Sep 30, 2016Duke Ups Its Game
Student athletes from all 26 varsity sports at Duke University are enjoying the school’s first buffet-style training table. Located in the Blue Devil Tower, the training table gives an option for student-athletes to eat without using their campus dining plans.
“Now they have access to more food. You might say why does that make a difference? Because a lot of the athletes would come in here and I would talk to them, and they would be out of [food] points,” Franca Alphin, Duke’s director of nutrition services for student health told the Duke Chronicle. “They’d have no points, they would literally rely on friends to order food for them and I’d be educating them on how they should eat and what they should eat, and they’re like, ‘I have no money.’ That’s really hard to do sports nutrition education.”

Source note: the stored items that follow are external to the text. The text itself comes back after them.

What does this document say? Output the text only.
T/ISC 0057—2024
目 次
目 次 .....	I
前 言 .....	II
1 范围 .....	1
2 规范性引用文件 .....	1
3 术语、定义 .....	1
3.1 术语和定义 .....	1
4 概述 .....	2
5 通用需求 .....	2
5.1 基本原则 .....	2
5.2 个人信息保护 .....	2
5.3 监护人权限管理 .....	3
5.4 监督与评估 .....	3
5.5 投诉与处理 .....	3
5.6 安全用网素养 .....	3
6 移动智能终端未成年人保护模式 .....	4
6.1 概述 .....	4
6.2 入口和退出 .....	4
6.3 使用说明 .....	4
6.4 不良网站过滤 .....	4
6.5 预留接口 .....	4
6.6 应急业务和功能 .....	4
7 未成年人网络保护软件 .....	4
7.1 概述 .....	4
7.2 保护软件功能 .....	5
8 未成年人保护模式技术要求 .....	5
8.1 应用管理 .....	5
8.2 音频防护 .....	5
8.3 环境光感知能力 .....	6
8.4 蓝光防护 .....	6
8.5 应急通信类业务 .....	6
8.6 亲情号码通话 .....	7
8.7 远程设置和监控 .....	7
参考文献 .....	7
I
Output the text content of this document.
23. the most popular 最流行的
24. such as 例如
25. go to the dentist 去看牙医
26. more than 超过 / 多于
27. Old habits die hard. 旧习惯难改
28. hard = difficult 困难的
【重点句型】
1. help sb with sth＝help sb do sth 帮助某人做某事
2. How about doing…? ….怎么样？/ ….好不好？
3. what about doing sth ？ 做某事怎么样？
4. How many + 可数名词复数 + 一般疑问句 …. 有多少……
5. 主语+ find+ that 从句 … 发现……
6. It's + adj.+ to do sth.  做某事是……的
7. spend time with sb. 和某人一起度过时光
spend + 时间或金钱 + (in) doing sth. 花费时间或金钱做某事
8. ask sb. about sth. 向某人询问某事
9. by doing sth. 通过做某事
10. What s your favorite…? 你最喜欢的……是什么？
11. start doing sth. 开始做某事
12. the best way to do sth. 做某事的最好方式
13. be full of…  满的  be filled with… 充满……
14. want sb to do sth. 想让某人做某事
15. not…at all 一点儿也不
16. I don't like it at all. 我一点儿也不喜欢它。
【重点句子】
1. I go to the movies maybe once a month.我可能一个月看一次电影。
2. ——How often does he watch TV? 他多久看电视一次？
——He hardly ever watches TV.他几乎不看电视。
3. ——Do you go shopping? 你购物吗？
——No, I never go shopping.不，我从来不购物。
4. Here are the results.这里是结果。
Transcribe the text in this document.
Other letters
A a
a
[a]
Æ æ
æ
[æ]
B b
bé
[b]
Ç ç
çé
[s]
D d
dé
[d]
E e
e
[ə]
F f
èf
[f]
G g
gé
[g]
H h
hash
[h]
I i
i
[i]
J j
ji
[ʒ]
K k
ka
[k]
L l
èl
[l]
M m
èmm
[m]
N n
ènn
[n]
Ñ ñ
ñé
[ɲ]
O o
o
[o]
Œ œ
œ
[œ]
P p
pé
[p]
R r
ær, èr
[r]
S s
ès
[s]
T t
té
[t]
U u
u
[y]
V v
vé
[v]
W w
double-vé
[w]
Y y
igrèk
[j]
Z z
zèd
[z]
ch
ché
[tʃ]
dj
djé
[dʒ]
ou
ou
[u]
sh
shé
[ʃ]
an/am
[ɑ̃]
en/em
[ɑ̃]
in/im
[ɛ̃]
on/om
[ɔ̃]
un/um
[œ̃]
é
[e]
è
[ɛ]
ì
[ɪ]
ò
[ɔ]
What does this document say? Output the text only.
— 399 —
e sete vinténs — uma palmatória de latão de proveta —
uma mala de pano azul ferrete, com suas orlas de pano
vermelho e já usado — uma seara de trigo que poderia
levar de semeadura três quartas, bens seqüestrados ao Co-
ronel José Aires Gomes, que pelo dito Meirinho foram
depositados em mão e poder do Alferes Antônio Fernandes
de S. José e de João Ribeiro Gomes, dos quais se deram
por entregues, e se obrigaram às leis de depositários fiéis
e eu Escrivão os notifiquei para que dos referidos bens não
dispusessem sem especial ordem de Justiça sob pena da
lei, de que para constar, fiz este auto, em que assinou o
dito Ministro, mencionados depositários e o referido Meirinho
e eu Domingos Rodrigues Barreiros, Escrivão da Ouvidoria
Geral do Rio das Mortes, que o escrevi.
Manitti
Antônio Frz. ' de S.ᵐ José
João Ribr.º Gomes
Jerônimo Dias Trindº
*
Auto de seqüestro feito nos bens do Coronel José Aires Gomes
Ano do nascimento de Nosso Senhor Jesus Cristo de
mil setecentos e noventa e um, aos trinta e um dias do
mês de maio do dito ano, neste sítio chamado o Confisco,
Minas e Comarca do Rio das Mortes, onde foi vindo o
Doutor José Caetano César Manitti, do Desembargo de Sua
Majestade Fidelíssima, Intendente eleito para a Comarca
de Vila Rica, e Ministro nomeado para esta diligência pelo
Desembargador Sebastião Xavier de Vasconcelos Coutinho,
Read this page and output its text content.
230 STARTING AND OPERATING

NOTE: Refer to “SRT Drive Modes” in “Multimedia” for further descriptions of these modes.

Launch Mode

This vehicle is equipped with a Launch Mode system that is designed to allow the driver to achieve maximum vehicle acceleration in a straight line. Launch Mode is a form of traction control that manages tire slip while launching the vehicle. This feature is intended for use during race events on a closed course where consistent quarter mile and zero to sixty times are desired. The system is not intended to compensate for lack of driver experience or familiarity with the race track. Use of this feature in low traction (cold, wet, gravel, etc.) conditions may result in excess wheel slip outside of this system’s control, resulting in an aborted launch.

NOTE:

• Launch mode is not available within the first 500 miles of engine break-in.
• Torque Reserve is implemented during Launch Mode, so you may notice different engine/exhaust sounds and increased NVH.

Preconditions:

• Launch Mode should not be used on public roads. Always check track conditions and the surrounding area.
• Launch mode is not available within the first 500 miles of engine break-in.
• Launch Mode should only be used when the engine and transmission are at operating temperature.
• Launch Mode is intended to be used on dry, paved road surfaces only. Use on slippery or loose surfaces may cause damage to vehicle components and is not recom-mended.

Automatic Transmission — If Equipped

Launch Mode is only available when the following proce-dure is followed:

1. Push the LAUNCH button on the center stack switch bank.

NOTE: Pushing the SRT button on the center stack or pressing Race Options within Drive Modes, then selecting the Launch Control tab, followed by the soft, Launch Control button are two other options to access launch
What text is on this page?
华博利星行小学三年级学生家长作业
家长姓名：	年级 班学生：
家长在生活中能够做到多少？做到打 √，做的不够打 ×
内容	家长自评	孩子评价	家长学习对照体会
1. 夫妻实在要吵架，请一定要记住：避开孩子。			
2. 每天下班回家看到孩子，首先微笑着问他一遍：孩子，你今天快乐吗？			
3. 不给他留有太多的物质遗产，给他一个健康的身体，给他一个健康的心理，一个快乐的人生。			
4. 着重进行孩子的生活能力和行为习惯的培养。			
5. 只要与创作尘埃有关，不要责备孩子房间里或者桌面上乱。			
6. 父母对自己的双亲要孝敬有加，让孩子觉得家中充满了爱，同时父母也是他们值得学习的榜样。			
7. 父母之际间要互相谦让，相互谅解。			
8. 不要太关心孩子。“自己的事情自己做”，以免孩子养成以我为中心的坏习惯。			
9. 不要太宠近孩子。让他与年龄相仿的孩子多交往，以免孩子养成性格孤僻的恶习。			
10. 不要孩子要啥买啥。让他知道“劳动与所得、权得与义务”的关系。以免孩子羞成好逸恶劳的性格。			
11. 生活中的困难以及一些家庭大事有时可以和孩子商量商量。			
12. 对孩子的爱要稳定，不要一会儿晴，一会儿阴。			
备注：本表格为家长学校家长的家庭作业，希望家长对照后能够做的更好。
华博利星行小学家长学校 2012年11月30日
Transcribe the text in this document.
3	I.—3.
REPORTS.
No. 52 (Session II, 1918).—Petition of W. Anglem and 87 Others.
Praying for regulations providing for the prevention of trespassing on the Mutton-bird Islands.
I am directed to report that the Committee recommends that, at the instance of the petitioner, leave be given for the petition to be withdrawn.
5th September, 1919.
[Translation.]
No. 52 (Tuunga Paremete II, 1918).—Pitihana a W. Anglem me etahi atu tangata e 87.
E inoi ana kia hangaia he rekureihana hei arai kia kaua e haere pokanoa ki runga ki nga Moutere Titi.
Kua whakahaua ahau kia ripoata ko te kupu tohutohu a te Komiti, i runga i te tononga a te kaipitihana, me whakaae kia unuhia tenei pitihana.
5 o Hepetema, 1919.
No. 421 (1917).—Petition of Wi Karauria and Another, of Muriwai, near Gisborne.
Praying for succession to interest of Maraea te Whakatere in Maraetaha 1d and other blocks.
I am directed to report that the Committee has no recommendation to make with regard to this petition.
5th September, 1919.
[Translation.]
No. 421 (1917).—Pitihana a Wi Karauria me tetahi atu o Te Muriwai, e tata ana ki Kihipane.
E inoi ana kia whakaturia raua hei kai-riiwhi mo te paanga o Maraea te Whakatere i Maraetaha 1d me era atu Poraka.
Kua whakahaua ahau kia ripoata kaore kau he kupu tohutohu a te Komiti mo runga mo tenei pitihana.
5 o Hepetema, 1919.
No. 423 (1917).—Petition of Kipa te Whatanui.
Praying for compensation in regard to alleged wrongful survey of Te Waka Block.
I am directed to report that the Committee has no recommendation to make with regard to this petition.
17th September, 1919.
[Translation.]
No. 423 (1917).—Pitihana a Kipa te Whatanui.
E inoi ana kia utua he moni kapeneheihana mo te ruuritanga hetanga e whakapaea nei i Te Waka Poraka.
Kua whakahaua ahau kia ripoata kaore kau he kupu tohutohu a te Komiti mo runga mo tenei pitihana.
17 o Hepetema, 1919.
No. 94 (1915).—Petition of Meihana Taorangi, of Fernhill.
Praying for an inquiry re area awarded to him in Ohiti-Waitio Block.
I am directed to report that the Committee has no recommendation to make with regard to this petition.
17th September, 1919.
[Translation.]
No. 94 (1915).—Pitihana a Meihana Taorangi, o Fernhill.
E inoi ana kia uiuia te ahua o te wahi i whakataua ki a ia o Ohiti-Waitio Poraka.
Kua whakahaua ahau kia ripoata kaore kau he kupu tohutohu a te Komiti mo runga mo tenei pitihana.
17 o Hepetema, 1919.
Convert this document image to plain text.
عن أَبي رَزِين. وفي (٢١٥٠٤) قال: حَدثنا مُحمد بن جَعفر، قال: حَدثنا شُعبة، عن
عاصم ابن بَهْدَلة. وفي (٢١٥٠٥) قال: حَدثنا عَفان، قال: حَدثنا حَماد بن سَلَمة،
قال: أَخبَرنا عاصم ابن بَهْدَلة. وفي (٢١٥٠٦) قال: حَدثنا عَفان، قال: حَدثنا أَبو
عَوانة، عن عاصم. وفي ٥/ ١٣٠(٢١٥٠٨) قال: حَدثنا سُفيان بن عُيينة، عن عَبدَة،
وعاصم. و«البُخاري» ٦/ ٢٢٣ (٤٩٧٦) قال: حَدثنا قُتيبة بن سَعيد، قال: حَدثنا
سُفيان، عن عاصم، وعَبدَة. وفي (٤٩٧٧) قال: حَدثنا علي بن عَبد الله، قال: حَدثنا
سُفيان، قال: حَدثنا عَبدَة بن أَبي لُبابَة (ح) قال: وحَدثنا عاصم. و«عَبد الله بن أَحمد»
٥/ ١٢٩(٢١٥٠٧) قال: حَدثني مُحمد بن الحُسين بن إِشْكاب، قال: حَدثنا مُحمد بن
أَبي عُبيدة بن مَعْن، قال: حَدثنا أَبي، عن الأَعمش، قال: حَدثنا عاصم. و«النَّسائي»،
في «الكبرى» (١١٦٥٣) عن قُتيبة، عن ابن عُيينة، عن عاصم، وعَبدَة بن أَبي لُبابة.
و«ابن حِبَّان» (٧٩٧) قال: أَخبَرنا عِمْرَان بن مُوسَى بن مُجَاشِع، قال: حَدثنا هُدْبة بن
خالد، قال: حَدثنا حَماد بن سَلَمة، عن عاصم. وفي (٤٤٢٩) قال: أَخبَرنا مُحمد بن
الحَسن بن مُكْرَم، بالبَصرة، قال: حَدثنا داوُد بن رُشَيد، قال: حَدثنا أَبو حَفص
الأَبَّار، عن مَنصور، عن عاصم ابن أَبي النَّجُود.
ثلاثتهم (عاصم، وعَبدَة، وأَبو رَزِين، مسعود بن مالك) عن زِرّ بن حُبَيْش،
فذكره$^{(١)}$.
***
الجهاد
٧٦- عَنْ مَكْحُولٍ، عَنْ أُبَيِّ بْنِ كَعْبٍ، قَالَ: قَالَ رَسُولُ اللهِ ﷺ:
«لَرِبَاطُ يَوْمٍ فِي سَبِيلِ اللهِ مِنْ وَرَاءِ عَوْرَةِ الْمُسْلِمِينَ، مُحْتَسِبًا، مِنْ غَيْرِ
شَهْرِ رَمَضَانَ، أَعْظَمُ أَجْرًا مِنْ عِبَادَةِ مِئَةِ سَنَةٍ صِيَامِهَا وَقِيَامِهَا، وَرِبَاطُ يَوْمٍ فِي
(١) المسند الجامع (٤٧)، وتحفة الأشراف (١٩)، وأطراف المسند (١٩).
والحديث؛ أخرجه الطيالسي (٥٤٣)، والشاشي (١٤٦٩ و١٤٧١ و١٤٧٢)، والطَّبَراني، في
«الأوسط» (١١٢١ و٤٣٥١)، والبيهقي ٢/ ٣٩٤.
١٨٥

Along with the training table, Alphin has another resource to help her educate student-athletes about nutrition. One of Duke’s student-athletes has launched a startup called “Brainbuild” that matches users’ schedules, on-campus food options, and dietitian recommendations with ideal timing and choices for eating.
“You can use your Jawbone [app], you can use your MyFitnessPal app, you’re still not going to know every calorie,” Alphin told the Duke Chronicle. “Most of you eat the bulk of your food from 5 o’clock on but you’re most active from when you get up during the day. We wonder why we gain weight. Because we’re eating a ton of calories when we’re sedentary rather than eating the calories when we need them.”
Alphin also relays several tips to further help student-athletes with fueling. She suggests consuming fewer starches when you are not exercising as much, and using protein to help with recovery, noting that whole grains can be anti-inflammatory. For recovering from concussions, Alphin recommends consuming omega-3 fatty acids, which are found in nuts, eggs, and salmon.